Катя удивленно глянула на свои ноги — она была в модных пестрых носочках, многие ее подружки носили в Италии такие носочки.
— Только малые дети носят такие носочки, — пояснила мать.
— И на улице купаются. А ты уже смотри, какая… — может быть, она хотела сказать «каланча», но сказала, — красавица.
Катя, недоуменно моргая светлыми круглыми глазами, смотрела на мать.
Отец еще в темноте ушел на работу, он ремонтировал технику, у него же золотые руки. Витя собирался в поле, он работал помощником комбайнера. Мать, подоив совхозных коров, прибежала покормить детей.
— Пейте же! — протягивала она то Вите, то Кате кружку с теплым парным молоком. — Свежее!

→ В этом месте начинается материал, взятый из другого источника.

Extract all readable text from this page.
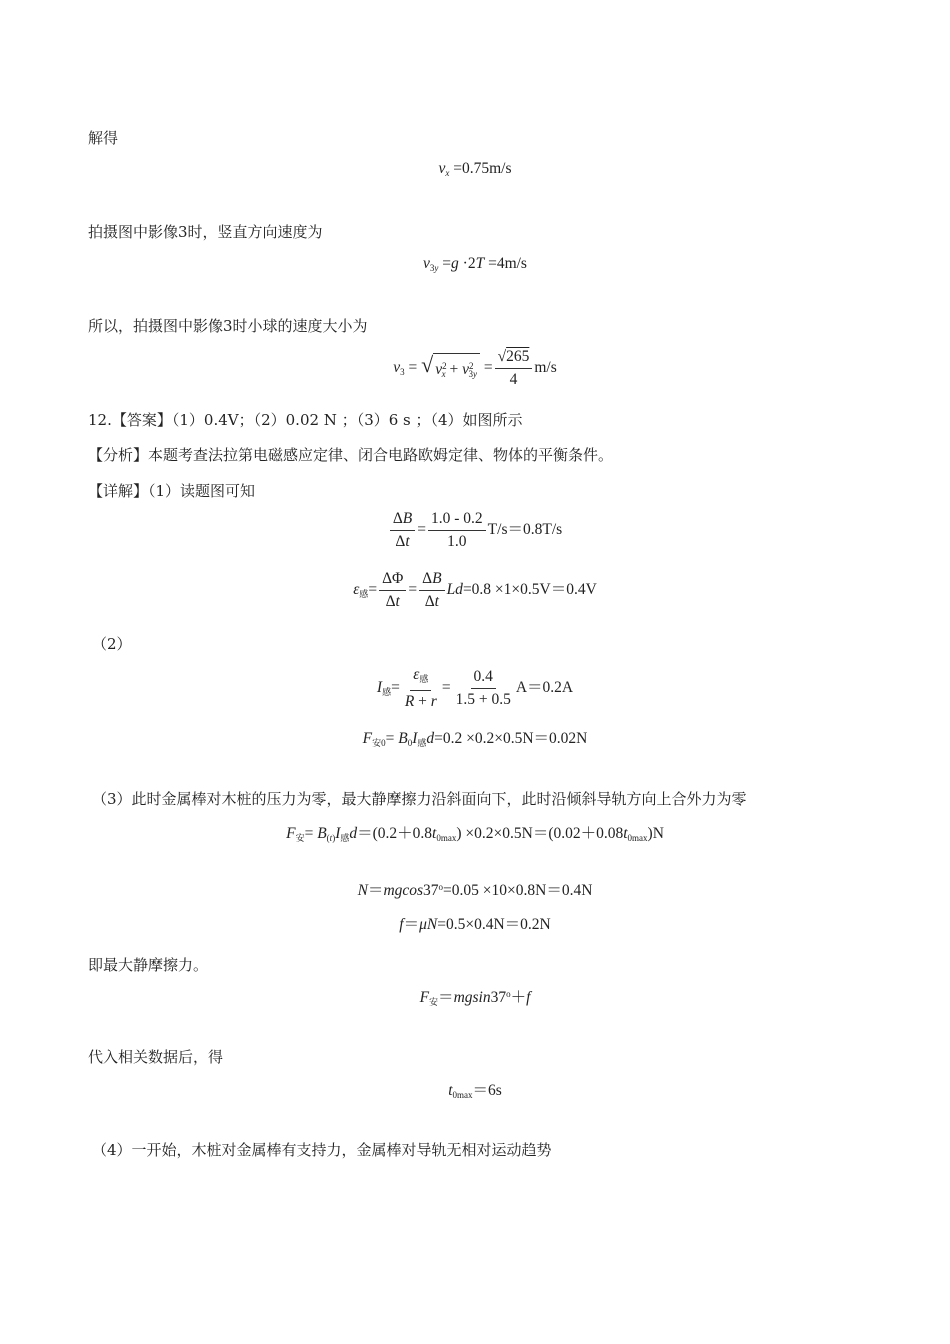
解得
$v_x =0.75m/s$
拍摄图中影像3时，竖直方向速度为
$v_{3y} =g \cdot 2T =4m/s$
所以，拍摄图中影像3时小球的速度大小为
$v_3$ = √ $v^2_x + v^2_{3y} = \frac{√265}{4} m/s$
12.【答案】（1）0.4V；（2）0.02 N ；（3）6 s ；（4）如图所示
【分析】本题考查法拉第电磁感应定律、闭合电路欧姆定律、物体的平衡条件。
【详解】（1）读题图可知
$\frac{\Delta B}{\Delta t} = \frac{1.0 - 0.2}{1.0} T/s=0.8T/s$
$\varepsilon_感= \frac{\Delta\Phi}{\Delta t} = \frac{\Delta B}{\Delta t} Ld=0.8 \times 1\times 0.5V=0.4V$
（2）
$I_感= \frac{\varepsilon_感}{R + r} = \frac{0.4}{1.5 + 0.5} A=0.2A$
$F_{安0}= B_0I_感d=0.2 \times 0.2\times 0.5N=0.02N$
（3）此时金属棒对木桩的压力为零，最大静摩擦力沿斜面向下，此时沿倾斜导轨方向上合外力为零
$F_安= B_{(t)}I_感d=(0.2+0.8t_{0max}) \times 0.2\times 0.5N=(0.02+0.08t_{0max})N$
$N=mgcos37^o=0.05 \times 10\times 0.8N=0.4N$
f＝μN=0.5×0.4N＝0.2N
即最大静摩擦力。
$F_安=mgsin37^o+f$
代入相关数据后，得
$t_{0max}=6s$
（4）一开始，木桩对金属棒有支持力，金属棒对导轨无相对运动趋势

Тебе особенно надо, доченька!
Но Катю мутило от пахнущего то ли шерстью, то ли телом коровьим молока. А Витя пил только чай, крепкий, как деготь, почему у него всегда желтые зубы.
Когда Витя, услышав стрекот трактора, выскочил на улицу и укатил на работу, и мать с дочерью, наконец, остались одни, Катя спросила:
— Мам, я что, больна?
— Почему ты так спрашиваешь? — Мать намазала кусок хлеба маслом и протянула дочери. — Просто беспокоимся, что худенькая… Это кто в городе, они все худеть стараются… а тут же силы нужны… — Но в глаза дочери мать не смотрела. — Тебе тут не шибко нравится? Другим еще хуже повезло… Калединых просто подпалили, они под Самарой хотели осесть… а Ивановым намекнули: жить хотите — бегите дальше.
И они сейчас в Москва, в палатке живут.
— В каком-нибудь скверике?
— Каком скверике? — удивилась мать. — Перед зданием правительства, их даже по телевизору показывали… Господи-господи, бедность наша и срам! Ничего! — вдруг, посуровев лицом, мать очень больно обняла Катю. Как-нибудь проживем! Как-нибудь!
Договорились, что Катя пойдет доучиваться в Михайловскую школу. Но до занятий еще было две недели… и ни подруги у Кати, ни дома слушателя… Она сидела целыми днями в ожидании своих родных у окна и вспоминала Италию. И до сих пор не удавалось ей что-нибудь рассказать. То отец пьян, потрясая кулаком ругает президентов всех славянских государств, то мать в ознобе пьет горячее молоко с маслом, сидя возле печи, а назавтра снова-заново простужается на полуразрушенной ферме, а то Витя играет на гармошке и поет тягучие неинтересные песни под одобрительное кивание отца:
Люби меня, девка, пока я на во-оле…
Покуда на воле, я тво-ой…
Иногда на звук хромки заглядывал сосед, могучий молодой парень с черной бородой, в черной борцовской майке в любую погоду, с золотой печаткой на пальце. Он приходил со старинной русской гармошкой — у нее каждая кнопка играет на два тона — когда растягиваешь гармошку, один звук, а когда сдавливаешь — другой… Он был из местных, и отец дорожил дружбой с соседом, хотя сосед почти не пил, правда, любил небрежно занять тысчонку-другую до аванса и, кажется, ни разу еще не отдавал… Но отцу, щуплому, чужому здесь из западной России человеку нужен был свой человек. У могучего Володи были выпуклые воловьи глаза, полные непонятной печали. И пел он, никогда не зная слов, тихим мычанием…
— А вы знаете, что похожи на итальянца? — волнуясь, как-то сунулась в разговор старших Катя. — Ей-богу! У нас был доктор, такой добрый… бесплатно раза три на гондоле катал… — И вдруг Кате стало неловко на нее как-то странно смотрели взрослые. Опять она не во-время? Извините… скюзи… Мам, я угля принесу?
Не с кем поговорить… С девчонками бы познакомиться, но в поселке все девочки какие-то злые.
Однажды мать послала Катю в магазин — купить хлеба, если привезли.
Долго объясняла дочери, что хлеб не пропекают, что надо брать румяный… Катя шла по улочке и вдруг услышала, как совсем малые дети, показывая на нее пальцем, смеются.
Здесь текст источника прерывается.